In one of the closest races in state history, Schatz and Hanabusa were separated by a mere 1,788 votes with all but two precincts accounted for and potentially as many as 8,000 votes from Hawaii island still to be tallied.
Election officials still need to tabulate votes from two Puna polling sites that were closed as a result of roads damaged by Tropical Storm Iselle, affecting about 8,000 registered voters. Chief Elections Officer Scott Nago said ballots would be mailed to those who did not vote prior to Saturday by mail or walk-in and voters would have several days to return them.
Neither camp conceded Saturday night.
“We’ve got some more votes to be counted and we’ll see what happens there,” Schatz said in an interview with Hawaii News Now. “We came from behind and we like where we’re at.”
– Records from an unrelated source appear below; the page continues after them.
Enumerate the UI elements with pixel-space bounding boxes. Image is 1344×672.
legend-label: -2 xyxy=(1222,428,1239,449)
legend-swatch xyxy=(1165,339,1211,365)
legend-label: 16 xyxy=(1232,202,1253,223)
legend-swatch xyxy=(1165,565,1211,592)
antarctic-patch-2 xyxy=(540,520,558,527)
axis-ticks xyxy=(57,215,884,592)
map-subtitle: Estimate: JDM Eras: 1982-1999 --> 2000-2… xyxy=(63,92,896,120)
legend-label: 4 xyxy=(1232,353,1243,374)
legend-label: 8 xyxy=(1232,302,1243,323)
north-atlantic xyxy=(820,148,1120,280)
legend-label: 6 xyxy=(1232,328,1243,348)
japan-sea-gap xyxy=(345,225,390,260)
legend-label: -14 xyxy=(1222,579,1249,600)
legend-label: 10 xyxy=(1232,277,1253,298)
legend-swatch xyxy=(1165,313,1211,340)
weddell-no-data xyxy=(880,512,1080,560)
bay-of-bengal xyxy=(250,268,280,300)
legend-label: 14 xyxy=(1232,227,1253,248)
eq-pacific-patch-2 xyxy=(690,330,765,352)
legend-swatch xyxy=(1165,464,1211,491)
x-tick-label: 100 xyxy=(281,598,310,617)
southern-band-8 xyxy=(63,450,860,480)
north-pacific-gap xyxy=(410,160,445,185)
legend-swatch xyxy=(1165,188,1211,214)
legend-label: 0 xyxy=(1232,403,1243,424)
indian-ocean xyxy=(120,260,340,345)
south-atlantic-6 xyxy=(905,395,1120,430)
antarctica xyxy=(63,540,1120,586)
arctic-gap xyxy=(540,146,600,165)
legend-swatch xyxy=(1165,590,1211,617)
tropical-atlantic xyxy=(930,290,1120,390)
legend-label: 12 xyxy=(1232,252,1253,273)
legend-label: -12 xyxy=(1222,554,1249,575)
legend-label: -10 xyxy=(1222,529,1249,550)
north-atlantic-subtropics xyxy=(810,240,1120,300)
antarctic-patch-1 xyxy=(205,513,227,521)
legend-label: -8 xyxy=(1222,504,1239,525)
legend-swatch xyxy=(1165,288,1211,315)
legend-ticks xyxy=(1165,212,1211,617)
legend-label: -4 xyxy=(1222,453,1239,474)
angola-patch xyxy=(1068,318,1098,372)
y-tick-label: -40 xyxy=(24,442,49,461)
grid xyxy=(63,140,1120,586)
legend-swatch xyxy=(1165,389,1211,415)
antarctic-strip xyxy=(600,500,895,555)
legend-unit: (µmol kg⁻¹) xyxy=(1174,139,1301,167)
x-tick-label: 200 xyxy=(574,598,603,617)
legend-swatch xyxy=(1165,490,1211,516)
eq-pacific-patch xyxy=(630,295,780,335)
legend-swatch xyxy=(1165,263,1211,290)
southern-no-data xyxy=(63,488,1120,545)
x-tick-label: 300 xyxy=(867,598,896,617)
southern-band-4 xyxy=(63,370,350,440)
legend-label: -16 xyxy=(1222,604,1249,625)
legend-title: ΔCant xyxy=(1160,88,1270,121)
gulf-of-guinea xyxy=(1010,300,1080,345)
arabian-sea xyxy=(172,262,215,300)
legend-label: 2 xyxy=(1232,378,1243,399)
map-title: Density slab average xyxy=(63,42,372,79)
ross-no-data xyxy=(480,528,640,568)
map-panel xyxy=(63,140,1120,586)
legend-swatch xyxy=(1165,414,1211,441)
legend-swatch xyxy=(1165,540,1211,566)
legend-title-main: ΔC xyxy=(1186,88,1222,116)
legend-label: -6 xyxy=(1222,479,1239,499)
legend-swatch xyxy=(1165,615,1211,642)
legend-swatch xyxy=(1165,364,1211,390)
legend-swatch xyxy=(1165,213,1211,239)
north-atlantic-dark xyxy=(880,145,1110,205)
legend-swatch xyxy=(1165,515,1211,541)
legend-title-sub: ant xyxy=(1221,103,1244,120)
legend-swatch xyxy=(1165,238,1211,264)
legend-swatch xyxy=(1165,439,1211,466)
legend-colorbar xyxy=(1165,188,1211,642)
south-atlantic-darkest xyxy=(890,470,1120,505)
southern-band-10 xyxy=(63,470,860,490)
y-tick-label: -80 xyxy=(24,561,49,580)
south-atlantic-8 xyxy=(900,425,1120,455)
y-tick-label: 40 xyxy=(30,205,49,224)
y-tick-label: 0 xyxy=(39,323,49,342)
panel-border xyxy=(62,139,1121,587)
Schatz said he would wait until Sunday morning to start strategizing on the extended voting period.
Roland Casamina, a Schatz campaign co-chairman, said personal calls to Puna voters will be critical.
“We really have to go and contact the people we know on that island,” he said.
Former Gov. John Waihee said it’s going to be an “on the ground” campaign with lots of hand-shaking.
“I think the senator will do very well there,” he said.
Hanabusa had led since the results first started coming in, but Schatz closed the margin as more and more precincts reported.
“This election is not over,” Hanabusa told a crowd of enthusiastic supporters at her primary night rally at the Hawaii Laborers’ Union Local 368 hall in Kalihi. “It is far from over. Anything can happen.”
Afterward, U.S. Sen. Mazie Hirono, U.S. Rep. Tulsi Gabbard and Irene Hirano Inouye, the widow of U.S. Sen. Daniel K. Inouye, all took the stage to reinforce that the race was not yet over. Hirono and Gabbard also visited the Schatz camp and a rally for Mark Takai, the winner of the Democratic primary to fill Hanabusa’s congressional seat.
The current vote count has Schatz leading Hanabusa by a slim 1,786 votes. Whether that holds up after the remaining absentee ballots have been counted and the two precincts on the Big Island have voted remains to be seen.